I’m experiencing a problem with the test step, however.
# Test step
def test_step(self, batch, batch_idx):
# Get new input and predict, then calculate loss
x, y, id = batch["input"], batch["target"], batch["id"]
# Infer and time inference
start = time()
y_hat = self.test_inference(x, self, **self.test_inference_params)
end = time()
# Calculate metrics
id = id[0] if len(id) == 1 else tuple(id)
# Output dict with duration of inference
output = {"id": id, "time": end - start}
# Add other metrics to output dict
for m, pars in zip(self.metrics, self.metrics_params):
metric_value = m(y_hat, y, **pars)
if hasattr(metric_value, "item"):
metric_value = metric_value.item()
output[f"test_{m.__name__}"] = metric_value
return output
# Test epoch end (= test end)
def test_epoch_end(self, outputs):
# Go over outputs and gather
self.test_results = outputs #self.all_gather(outputs)

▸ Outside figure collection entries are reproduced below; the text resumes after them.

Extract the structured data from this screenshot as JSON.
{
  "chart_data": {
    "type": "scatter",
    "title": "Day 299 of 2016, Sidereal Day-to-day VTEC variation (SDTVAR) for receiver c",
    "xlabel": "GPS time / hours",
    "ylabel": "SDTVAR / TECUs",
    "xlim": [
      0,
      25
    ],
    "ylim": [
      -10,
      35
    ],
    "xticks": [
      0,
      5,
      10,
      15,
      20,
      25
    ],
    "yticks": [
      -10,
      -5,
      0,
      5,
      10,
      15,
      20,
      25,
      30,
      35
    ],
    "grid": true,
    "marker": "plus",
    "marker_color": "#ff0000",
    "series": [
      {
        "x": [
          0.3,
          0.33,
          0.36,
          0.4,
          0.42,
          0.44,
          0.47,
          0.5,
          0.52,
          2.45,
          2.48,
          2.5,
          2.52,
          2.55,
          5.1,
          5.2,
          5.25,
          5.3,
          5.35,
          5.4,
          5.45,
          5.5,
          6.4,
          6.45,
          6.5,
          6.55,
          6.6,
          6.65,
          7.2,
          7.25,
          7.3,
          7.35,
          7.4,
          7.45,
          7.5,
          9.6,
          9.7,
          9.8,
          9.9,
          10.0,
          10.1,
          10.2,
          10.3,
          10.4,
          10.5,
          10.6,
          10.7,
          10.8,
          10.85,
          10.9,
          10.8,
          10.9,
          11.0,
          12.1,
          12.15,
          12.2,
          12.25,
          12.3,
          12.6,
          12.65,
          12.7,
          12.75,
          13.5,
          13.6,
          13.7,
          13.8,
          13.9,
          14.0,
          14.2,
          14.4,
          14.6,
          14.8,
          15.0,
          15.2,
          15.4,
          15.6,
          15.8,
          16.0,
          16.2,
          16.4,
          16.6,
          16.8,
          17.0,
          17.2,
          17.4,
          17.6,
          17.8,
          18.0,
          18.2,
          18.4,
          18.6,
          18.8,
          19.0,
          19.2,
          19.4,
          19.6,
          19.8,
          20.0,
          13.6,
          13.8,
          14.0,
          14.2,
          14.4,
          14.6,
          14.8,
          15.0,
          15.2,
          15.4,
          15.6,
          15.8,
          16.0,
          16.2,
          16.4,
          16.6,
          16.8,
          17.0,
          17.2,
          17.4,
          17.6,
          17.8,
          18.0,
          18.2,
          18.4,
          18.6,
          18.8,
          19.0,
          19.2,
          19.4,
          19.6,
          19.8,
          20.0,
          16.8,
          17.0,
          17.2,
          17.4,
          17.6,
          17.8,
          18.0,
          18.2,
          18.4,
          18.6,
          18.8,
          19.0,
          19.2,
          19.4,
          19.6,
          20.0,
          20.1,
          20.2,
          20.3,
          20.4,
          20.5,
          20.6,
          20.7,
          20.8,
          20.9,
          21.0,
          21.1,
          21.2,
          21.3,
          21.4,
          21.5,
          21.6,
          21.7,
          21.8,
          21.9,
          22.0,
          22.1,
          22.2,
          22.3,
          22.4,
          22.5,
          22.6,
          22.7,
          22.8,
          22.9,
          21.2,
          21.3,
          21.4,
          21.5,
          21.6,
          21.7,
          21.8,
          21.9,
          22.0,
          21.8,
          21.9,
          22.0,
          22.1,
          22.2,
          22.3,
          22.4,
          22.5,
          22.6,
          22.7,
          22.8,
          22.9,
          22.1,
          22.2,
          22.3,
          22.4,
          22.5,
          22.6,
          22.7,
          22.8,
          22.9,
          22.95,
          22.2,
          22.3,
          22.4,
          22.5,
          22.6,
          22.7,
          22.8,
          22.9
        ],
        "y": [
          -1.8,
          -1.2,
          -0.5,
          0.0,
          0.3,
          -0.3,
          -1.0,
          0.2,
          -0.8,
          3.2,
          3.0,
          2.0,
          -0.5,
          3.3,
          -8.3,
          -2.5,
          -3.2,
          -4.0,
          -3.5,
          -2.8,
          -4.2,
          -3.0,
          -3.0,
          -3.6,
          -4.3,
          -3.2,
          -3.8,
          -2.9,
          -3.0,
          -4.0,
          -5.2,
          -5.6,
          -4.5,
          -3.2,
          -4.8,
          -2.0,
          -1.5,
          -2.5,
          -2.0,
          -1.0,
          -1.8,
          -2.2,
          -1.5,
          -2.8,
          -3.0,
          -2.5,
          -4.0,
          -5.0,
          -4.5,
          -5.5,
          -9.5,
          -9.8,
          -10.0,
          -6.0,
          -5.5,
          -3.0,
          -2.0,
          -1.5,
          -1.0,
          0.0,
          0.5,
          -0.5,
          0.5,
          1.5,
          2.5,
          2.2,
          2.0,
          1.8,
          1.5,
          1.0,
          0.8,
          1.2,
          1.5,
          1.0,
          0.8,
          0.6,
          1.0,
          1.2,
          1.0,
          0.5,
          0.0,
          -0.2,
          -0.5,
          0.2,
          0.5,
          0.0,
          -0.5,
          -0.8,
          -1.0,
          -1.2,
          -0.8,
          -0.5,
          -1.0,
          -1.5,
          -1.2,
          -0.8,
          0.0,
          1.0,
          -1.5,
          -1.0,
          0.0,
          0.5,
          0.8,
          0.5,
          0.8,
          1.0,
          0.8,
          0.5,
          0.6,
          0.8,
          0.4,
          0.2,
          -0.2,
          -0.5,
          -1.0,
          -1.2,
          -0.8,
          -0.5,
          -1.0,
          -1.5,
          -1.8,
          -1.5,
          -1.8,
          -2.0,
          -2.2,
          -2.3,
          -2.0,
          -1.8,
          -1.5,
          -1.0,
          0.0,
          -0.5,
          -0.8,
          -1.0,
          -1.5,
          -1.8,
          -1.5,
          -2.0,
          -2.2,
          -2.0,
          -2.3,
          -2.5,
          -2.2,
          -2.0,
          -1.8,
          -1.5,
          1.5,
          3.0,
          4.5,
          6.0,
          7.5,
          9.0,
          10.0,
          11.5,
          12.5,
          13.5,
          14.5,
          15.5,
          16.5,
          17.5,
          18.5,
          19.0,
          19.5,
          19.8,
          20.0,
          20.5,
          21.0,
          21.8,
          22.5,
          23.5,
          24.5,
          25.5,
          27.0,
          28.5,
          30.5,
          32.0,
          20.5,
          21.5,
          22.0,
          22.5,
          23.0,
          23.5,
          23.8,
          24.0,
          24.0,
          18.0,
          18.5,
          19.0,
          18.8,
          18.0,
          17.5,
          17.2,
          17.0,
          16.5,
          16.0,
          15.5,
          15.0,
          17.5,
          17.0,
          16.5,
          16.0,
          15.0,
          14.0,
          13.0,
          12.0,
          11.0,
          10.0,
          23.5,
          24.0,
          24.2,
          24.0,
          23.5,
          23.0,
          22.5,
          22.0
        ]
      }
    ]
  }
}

I hadn’t considered this before (as I’m used to training on a single GPU), but the test_results attribute now only contains half of the outputs (one half per process). So when my main script reaches this section, only half the output is effectively stored:
log("Evaluating model.")
trainer.test(model=model,
dataloaders=brats.val_dataloader())
results = model.test_results
# Save test results
log("Saving results.")
np.save(file=join(result_dir, f'{model_name}_v{version}_fold{fold_index}.npy'), arr=results)
I have read about the self.all_gather
method, but I’m not sure it suits my needs. I want to merge the lists, not reduce anything. Also, they’re not Tensors, but dicts. How can I store all dicts across both DDP processes?